During one spring training with the Mariners we played the Angels, who at the time were still in Palm Springs. Sinatra and Cheetah were frequent attendees. Since the Angels were also televising that game there was no room in the press box for visiting radio (us). So they set up a long table in the stands and that’s where we did the game. I’m on the air to a thirty-station radio network, sitting on the aisle, and calling a very exciting inning. Hits and double steals and rundowns. Forget that I can’t see them because the six Mo’Niques in front of me stand up, but as I’m calling a triple I feel a tap on my shoulder. I glance over to see a vendor with a two beers. He wants me to pass them down the row. I do, continue to call the play, and then feel a tapping on my other shoulder. I’m to pass the money along. I do, keep announcing, another tap, I have to send along the change. This was the big leagues!
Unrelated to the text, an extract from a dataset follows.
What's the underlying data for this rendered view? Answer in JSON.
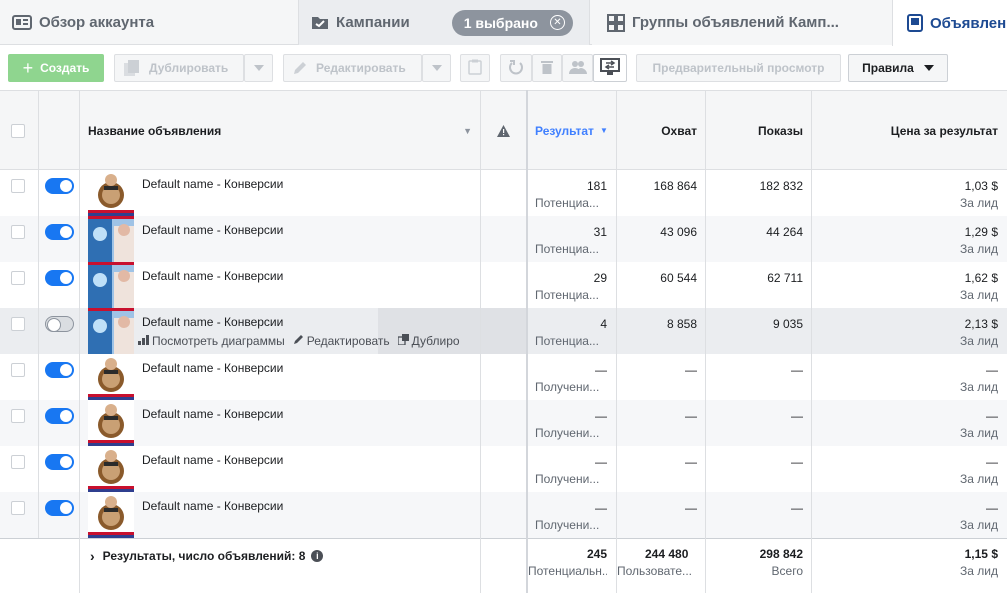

When I was with the Orioles we played two exhibition games at Joe Robbie Stadium (or Land Shark Stadium, whatever they call it now). This was before the Marlins (who now draw maybe a thousand people a game… if it’s “free car night”), there was no baseball press box so they just put us in the football press box, a thousand miles from home plate way down the right field line. Every ball hit looked like it was going to right. You had to take your cue from the fielders. But you could be fooled. “There’s a fly ball to center field…foul.”
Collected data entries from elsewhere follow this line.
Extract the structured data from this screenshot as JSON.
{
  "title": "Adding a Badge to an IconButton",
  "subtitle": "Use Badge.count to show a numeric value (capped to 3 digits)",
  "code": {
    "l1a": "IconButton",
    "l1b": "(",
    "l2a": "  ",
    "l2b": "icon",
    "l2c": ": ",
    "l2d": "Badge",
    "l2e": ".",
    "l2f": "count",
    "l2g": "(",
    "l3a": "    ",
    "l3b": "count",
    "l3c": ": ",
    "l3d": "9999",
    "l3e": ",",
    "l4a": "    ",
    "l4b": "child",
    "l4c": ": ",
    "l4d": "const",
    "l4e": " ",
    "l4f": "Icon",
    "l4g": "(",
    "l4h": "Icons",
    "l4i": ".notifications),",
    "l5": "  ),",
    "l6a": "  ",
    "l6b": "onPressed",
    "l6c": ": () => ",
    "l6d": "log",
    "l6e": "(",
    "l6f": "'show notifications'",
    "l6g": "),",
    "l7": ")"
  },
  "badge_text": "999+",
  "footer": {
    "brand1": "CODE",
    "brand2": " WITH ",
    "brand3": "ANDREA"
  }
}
Later that same spring, we played two exhibition games against Boston at RFK Stadium in Washington, D.C. Same story. No baseball press box. Just a luxury box. In this case, one box for both our broadcast and the Red Sox, separated only by a flimsy riser. I could hear Boston announcer, Bob Starr as loud as I could hear myself. And so could the Baltimore listeners. All I could do was have fun with it. I’d say, “And now for the 1-1 pitch, here’s Bob Starr” then point the mic to him in time for my listeners to hear “low, ball two.” Then I decided to mess with Bob (who was a GREAT guy by the way and a good friend). Every time he called a pitch a fast ball I called it a curve. Every time he called a slider I called it a change up. Listeners don’t believe announcers can accurately call pitches anyway. This just confirmed it. I would pull these little pranks to amuse myself, and the Orioles listeners. Is it any wonder I only lasted a year there?
So I hope you join me Wednesday at noon pacific – Prime Ticket television in Southern California, and MLBN coast-to-coast on cable. And if anyone knows anything about the Arizona Diamondbacks’ minor leaguers – HELP! To quote Butch Cassidy: Who are these guys?”